L’unico modo per farsi pagare è appunto ricorrere al TAR, come ha fatto l’avvocato Innocenzo D’Angelo che proprio grazie al ricorso è riuscito a ottenere i risarcimenti, e più del previsto: l’importo stabilito in origine dal tribunale era 140mila euro, saliti poi a 307mila dopo il calcolo degli interessi.

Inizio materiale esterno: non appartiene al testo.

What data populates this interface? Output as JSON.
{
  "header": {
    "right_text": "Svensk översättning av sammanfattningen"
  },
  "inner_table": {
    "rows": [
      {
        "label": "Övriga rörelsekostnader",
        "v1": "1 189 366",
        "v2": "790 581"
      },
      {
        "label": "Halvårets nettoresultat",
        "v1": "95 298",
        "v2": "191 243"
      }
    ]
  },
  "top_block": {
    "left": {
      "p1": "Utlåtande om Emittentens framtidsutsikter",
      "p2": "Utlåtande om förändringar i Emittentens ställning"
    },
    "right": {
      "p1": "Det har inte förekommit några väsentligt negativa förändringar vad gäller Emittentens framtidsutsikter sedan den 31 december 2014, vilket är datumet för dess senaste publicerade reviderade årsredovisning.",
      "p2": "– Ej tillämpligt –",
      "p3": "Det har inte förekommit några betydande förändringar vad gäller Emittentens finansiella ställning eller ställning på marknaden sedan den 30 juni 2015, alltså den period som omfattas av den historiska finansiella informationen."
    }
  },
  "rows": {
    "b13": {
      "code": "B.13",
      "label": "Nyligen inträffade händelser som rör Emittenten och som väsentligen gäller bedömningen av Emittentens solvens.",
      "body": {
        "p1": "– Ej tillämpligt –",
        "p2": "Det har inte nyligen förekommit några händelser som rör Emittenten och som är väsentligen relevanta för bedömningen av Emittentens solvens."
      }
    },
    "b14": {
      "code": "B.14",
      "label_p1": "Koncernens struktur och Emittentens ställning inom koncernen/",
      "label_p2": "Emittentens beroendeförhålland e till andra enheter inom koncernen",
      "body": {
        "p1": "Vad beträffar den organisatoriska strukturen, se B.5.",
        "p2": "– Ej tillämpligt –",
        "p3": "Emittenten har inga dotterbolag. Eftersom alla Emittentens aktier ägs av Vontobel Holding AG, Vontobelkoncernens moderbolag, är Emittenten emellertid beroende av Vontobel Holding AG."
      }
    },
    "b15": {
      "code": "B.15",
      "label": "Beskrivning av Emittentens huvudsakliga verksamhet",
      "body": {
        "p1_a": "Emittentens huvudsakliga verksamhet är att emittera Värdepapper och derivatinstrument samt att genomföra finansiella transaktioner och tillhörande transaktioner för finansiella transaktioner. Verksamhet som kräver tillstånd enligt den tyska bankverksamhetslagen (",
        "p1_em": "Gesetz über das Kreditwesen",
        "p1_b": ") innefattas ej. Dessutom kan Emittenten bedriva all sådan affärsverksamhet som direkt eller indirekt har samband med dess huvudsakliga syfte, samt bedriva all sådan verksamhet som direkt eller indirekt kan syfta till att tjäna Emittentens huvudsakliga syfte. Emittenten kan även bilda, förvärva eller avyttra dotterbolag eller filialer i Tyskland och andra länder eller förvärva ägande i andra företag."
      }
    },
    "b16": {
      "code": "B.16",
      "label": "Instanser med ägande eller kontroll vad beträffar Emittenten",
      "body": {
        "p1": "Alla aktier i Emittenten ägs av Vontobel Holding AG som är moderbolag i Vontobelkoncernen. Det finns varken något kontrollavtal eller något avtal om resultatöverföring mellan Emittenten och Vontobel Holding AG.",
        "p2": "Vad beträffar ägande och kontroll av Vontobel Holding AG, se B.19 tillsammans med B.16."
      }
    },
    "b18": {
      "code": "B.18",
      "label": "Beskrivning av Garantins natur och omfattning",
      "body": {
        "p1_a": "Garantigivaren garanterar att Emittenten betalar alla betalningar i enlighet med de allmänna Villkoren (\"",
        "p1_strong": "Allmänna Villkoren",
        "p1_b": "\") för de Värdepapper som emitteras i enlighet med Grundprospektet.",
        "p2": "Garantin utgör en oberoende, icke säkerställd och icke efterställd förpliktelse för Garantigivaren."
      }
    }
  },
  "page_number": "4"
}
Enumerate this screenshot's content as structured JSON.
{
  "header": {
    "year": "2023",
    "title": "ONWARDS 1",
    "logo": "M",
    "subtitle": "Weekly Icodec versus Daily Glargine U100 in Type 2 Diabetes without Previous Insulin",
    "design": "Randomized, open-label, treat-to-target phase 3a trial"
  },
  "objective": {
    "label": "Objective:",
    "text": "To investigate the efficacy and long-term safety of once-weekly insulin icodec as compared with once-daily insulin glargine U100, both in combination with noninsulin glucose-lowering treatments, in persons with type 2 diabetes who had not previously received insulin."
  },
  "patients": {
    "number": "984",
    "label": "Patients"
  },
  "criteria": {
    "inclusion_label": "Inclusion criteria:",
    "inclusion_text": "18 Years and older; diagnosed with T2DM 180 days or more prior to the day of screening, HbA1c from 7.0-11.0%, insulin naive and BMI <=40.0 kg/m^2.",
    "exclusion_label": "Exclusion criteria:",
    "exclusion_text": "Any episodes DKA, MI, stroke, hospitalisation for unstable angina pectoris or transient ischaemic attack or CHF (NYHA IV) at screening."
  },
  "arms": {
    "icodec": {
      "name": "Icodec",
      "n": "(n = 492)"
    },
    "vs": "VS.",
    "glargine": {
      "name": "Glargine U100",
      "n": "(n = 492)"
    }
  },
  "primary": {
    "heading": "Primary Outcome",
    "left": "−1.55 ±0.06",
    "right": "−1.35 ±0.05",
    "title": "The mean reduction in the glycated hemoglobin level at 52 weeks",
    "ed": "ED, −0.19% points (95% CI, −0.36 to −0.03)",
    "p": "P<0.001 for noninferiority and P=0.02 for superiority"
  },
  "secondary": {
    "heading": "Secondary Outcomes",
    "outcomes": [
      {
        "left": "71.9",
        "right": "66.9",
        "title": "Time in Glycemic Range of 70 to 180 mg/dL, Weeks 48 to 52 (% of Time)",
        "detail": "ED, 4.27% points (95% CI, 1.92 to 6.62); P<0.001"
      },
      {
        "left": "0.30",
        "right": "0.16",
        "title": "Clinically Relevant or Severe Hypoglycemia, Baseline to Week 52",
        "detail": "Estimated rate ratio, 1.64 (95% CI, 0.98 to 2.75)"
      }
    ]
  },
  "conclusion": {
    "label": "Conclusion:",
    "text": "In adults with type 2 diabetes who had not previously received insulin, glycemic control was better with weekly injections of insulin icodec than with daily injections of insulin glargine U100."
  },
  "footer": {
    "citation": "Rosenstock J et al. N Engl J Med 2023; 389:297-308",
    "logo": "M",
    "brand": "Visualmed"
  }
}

Non è stato possibile avere informazioni dal ministero, che finora non ha dato spiegazioni agli avvocati e nemmeno al deputato del Partito Democratico Dario Parrini, autore di un’interrogazione al governo per chiedere conto dei ritardi. Quello che si sa, dice, è che le cause sono circa un migliaio e che i risarcimenti pendenti superano di molto il fondo da 61 milioni di euro stanziato dal governo: «È tutto sconcertante perché se c’è un problema di soldi o di liquidità bisognerebbe dirlo chiaramente, così si potrebbe sollecitare un rifinanziamento del fondo il prima possibile. Invece non ci sono informazioni». Parrini ipotizza tra le altre cose che il pagamento degli interessi possa costituire un danno erariale, cioè uno spreco di soldi pubblici causato dai ritardi.